I genuinely do not want the grandkids to be witness to family feuding, I never take part in that. I believe in family unity, not constant bickering! But lately I am scared.

I worry eventually I won't see my grandkids if it keeps up. My main question is, am I doing wrong at times by apologizing and also explaining my actions? Should I just agree with her, even if I did not do what she claims, just say Ok you are right?
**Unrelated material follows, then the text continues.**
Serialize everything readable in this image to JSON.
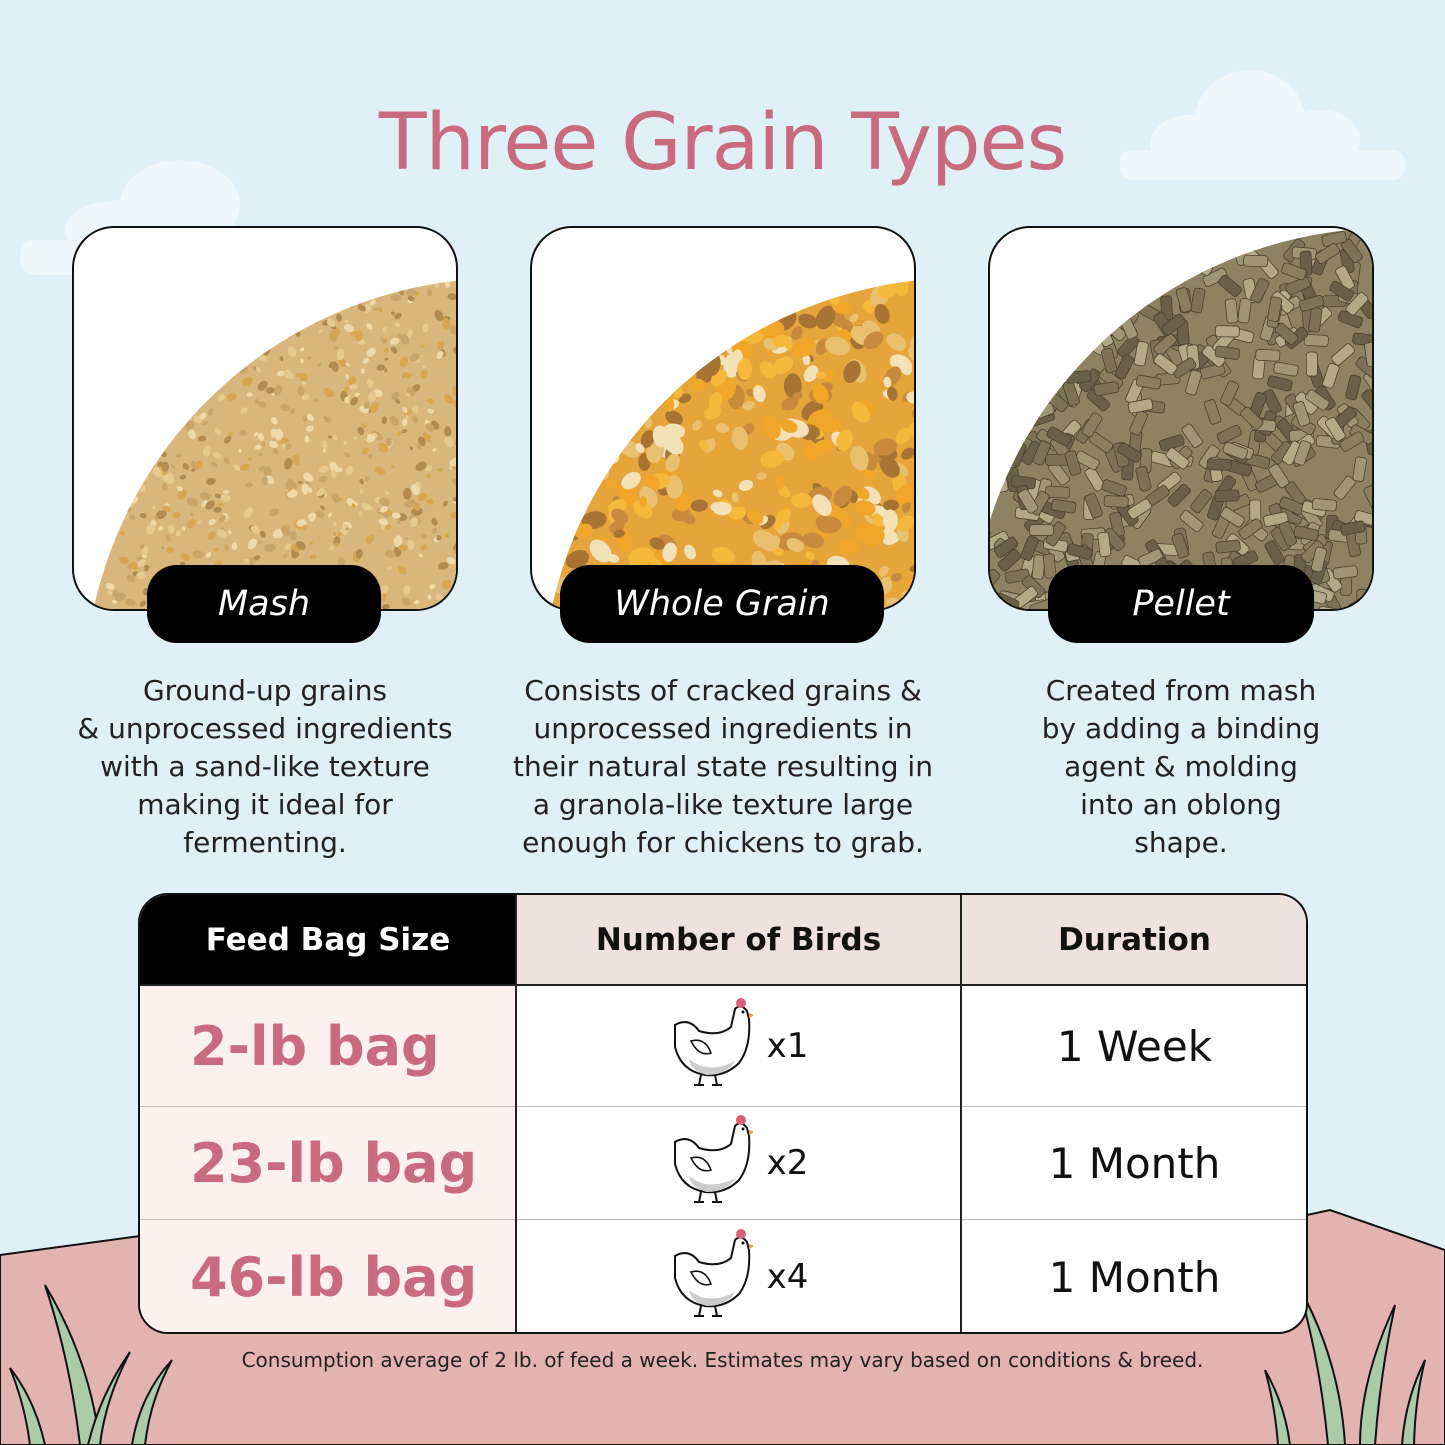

I'm afraid doing that would confirm my guilt in her mind. Right now I feel like I'm on trial but guilty by default. She is judge and jury.

I will do anything, I love my grandchildren so much it hurts. Just like I have loved my own kids. But frankly, I have lost some of that with her. She is not the same daughter I had. She changed completely after her husband left and yes I understand the hell it must have been but it's been over 2 years and she doesn't let up on me.

What should I do???
I think too, it infuriates her when she yells at me when I am doing something she deems wrong, when watching my grandson and he actually speaks up and says no Gma didn't mean to do that........he's only 4 and even he sees the problem.